We’re all a bit nervous about the billions of federal dollars being shelled out to the investment and credit industries and the trillions of national debt that will follow. Well, I have a solution to America’s problem of raising money: sin.
This idea isn’t new with me. “Sin tax” is the fun name for the extra taxes we pay on liquor and tobacco. Liquor and tobacco consumption doesn’t seem to be affected by taxes. I say, crank up those taxes and look for additional popular sins. Here’s one:
Native Americans have managed to find a way to get back at the immigrants who stole their country from them: gambling casinos. They are popping up all over the country and paying off like crazy. (Build them and they will come.) I’ll give you three-to-one odds that casino clients would hardly notice bigger taxes on gambling.

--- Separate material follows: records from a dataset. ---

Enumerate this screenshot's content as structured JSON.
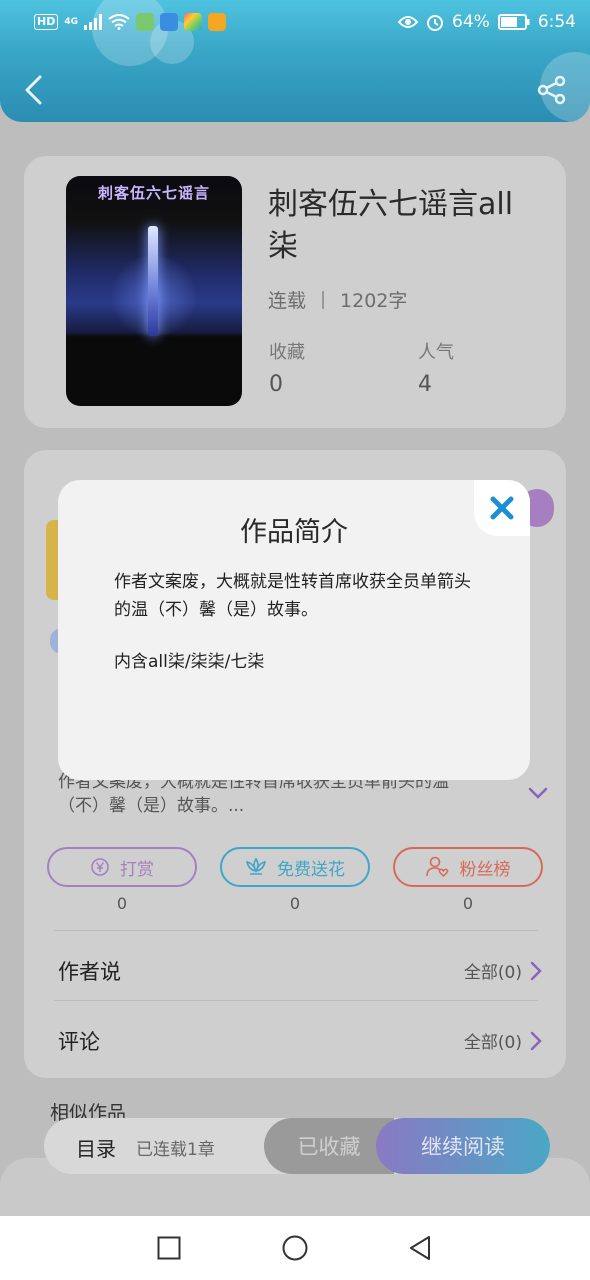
{
  "status_bar": {
    "network_badge": "HD",
    "network_type": "4G",
    "battery_percent": "64%",
    "time": "6:54"
  },
  "book": {
    "cover_title": "刺客伍六七谣言",
    "title": "刺客伍六七谣言all柒",
    "status": "连载",
    "word_count": "1202字",
    "stats": [
      {
        "label": "收藏",
        "value": "0"
      },
      {
        "label": "人气",
        "value": "4"
      }
    ]
  },
  "intro_preview": {
    "line1": "作者文案废，大概就是性转首席收获全员单箭头的温",
    "line2": "（不）馨（是）故事。..."
  },
  "actions": [
    {
      "label": "打赏",
      "count": "0",
      "color": "#a57fc0"
    },
    {
      "label": "免费送花",
      "count": "0",
      "color": "#3fa6c9"
    },
    {
      "label": "粉丝榜",
      "count": "0",
      "color": "#d66a5a"
    }
  ],
  "sections": [
    {
      "label": "作者说",
      "link": "全部(0)"
    },
    {
      "label": "评论",
      "link": "全部(0)"
    }
  ],
  "similar_title": "相似作品",
  "bottom_bar": {
    "toc_label": "目录",
    "toc_sub": "已连载1章",
    "collected_label": "已收藏",
    "read_label": "继续阅读"
  },
  "modal": {
    "title": "作品简介",
    "paragraph1": "作者文案废，大概就是性转首席收获全员单箭头的温（不）馨（是）故事。",
    "paragraph2": "内含all柒/柒柒/七柒"
  },
  "colors": {
    "accent": "#3aa7c7",
    "close_icon": "#1e8fd6"
  }
}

The state of Michigan also does well with its various lotteries. People enjoy gambling so much that I’m proposing a new “Deficit Lottery.” Ticket holders may win big bucks, but half the money would go to reduce the federal deficit. How about that combination: feeling patriotic while feeding your urge to gamble. Let’s get started! April 1 might be an appropriate day to kick off the big push for more sin.
Help at hand
When you go to casinos, the most ridiculous sign you see is the one that says: “If you have a gambling problem, call 1-800-GAMBLER.”

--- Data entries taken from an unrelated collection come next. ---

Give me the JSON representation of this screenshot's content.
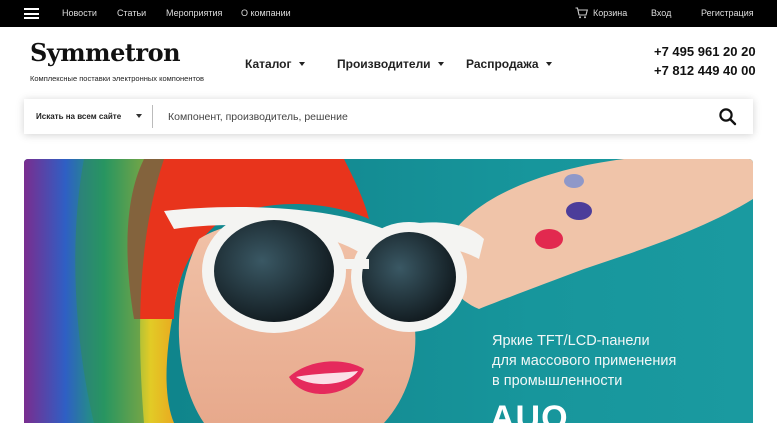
{
  "topbar": {
    "menu_icon": "hamburger-icon",
    "links": [
      "Новости",
      "Статьи",
      "Мероприятия",
      "О компании"
    ],
    "cart_icon": "cart-icon",
    "cart_label": "Корзина",
    "login_label": "Вход",
    "register_label": "Регистрация"
  },
  "header": {
    "logo": "Symmetron",
    "tagline": "Комплексные поставки электронных компонентов",
    "nav": [
      "Каталог",
      "Производители",
      "Распродажа"
    ],
    "phones": [
      "+7 495 961 20 20",
      "+7 812 449 40 00"
    ]
  },
  "search": {
    "scope": "Искать на всем сайте",
    "placeholder": "Компонент, производитель, решение",
    "button_icon": "search-icon"
  },
  "banner": {
    "lines": [
      "Яркие TFT/LCD-панели",
      "для массового применения",
      "в промышленности"
    ],
    "brand": "AUO",
    "colors": {
      "background": "#148c93",
      "text": "#f2f7f7"
    }
  },
  "colors": {
    "topbar": "#000000",
    "accent": "#148c93"
  }
}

A friend of mine noticed the sign and thought about it for a moment. Then he dialed the number. When they answered he said, “I have an ace and a six. The dealer has a seven. What do I do?”
Another tale from a friend:
One day my mother was out and my dad was in charge of me.
I was maybe a little over 2. Someone had given me a little tea set and it was one of my favorite toys.
Daddy was in the living room engrossed in a ball game on TV when I brought him a little cup of tea, which was just water. After several more cups and lots of praise from Daddy for such yummy tea, my mom came home.
Daddy made her wait in the living room to watch me bring him a cup of tea because it was “just the cutest thing.” Mom waited, and sure enough, here I come down the hall with a cup of tea for Daddy, and she watches him drink it up.
Then she says, “Did it ever occur to you that the only place she can reach to get water is the toilet?”